Oh, and further, Asian elephants now are bred specifically (when they are deliberately bred) for utility in farming and forestry, which would tend to require a smaller, more “nimble” elephant that is also more tractable. A large war elephant would not have the temperament to move logs all day, and would be more difficult to restrain and would have a harder time navigating the dense forests of Asia. So on top of most of the big war elephants possibly having been all but wiped out in battles, those that were left were probably not bred back into the population due to their now-undesirable tendencies.
I’d bet I could have Asian war elephants that towered over even Savannah elephants within three or four generations again, if I tried.

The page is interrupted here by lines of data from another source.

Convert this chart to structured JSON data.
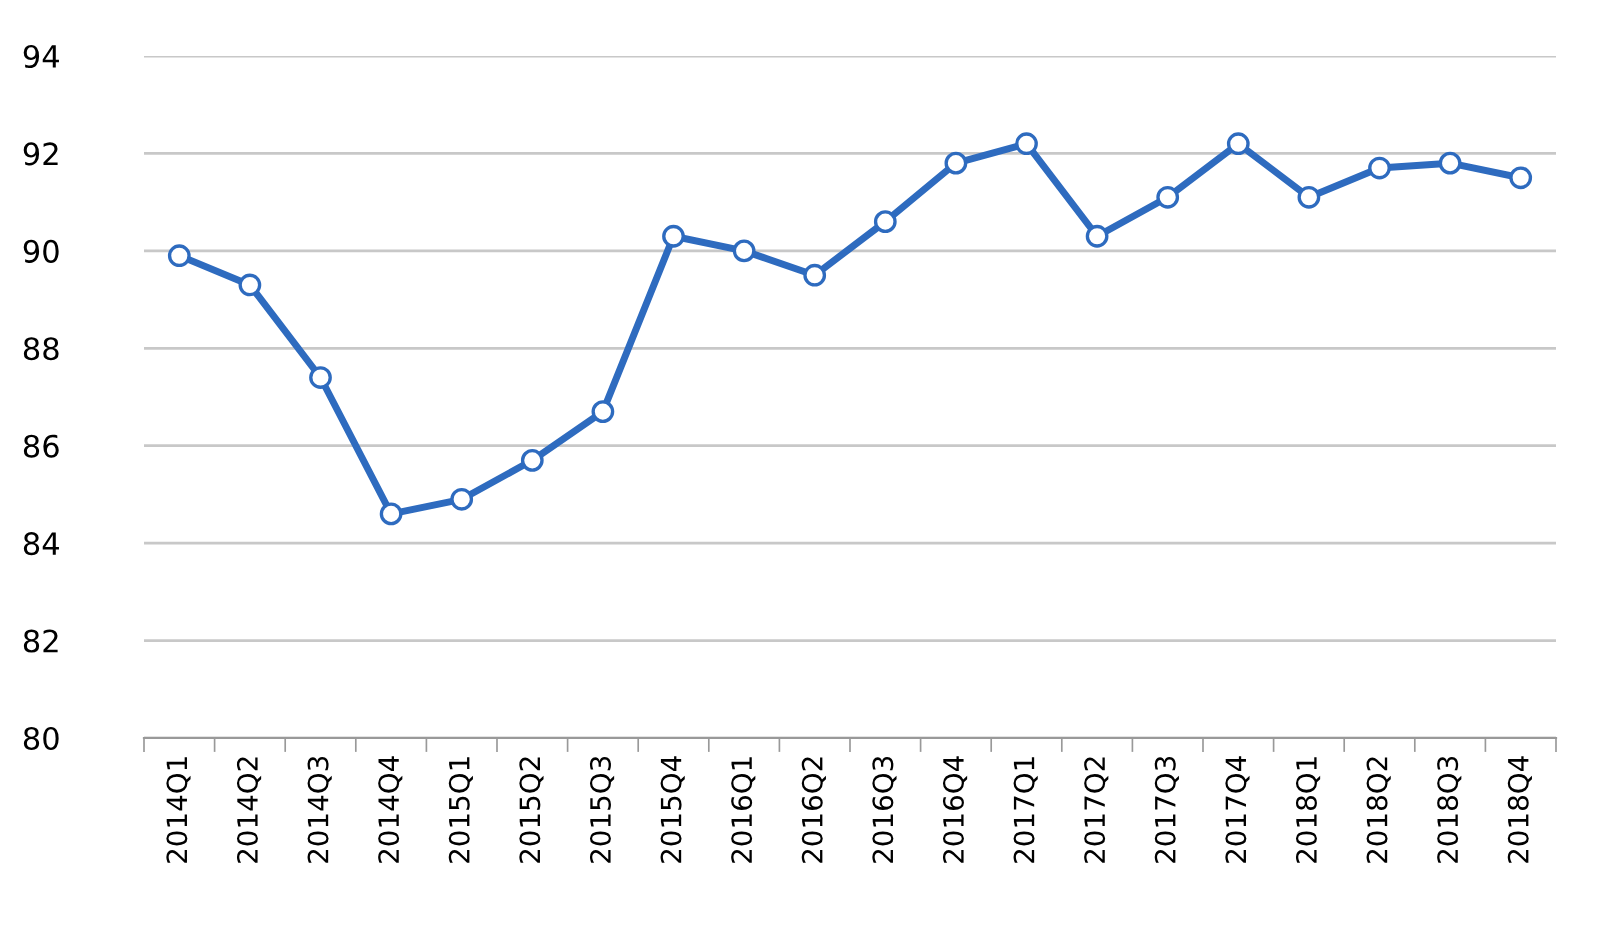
{
  "chart_data": {
    "type": "line",
    "categories": [
      "2014Q1",
      "2014Q2",
      "2014Q3",
      "2014Q4",
      "2015Q1",
      "2015Q2",
      "2015Q3",
      "2015Q4",
      "2016Q1",
      "2016Q2",
      "2016Q3",
      "2016Q4",
      "2017Q1",
      "2017Q2",
      "2017Q3",
      "2017Q4",
      "2018Q1",
      "2018Q2",
      "2018Q3",
      "2018Q4"
    ],
    "series": [
      {
        "color": "#2e6bbf",
        "values": [
          89.9,
          89.3,
          87.4,
          84.6,
          84.9,
          85.7,
          86.7,
          90.3,
          90.0,
          89.5,
          90.6,
          91.8,
          92.2,
          90.3,
          91.1,
          92.2,
          91.1,
          91.7,
          91.8,
          91.5
        ]
      }
    ],
    "ylim": [
      80,
      94
    ],
    "yticks": [
      80,
      82,
      84,
      86,
      88,
      90,
      92,
      94
    ],
    "grid": "y",
    "marker": "circle",
    "line_style": "solid",
    "legend": false
  }
}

Not sure about the following anecdotal story’s veracity, but here goes- attended a motivational seminar with Zig Ziglar, Brian Tracy, and Captain Gerald Coffey?/Coffee? who was a VN POW. Brian Tracy spoke on how an elephant is trained. In it’s youth, a large rope is attached to one of it’s legs. Try as it might, it cannot break free, tugging, pulling, sounding, etc. Over and over it tries. Day after day after day, until finally giving up. Then it is easy to restrain the animal with a rope for it has been conditioned to believe that it can never escape from it’s captivity as long as the rope is attached to it’s leg. In maturity, the elephant can easily escape captivity due to it’s enormous size and strength, but it does not do so for it has been convinced otherwise. Of course, the reason Brian Tracy tells the story, is to knock people out of their conditioned beliefs that keep them held in captivity by their own thoughts, which is akin to the rope, ever so small, tethered (likewise) to the large and powerful elephant.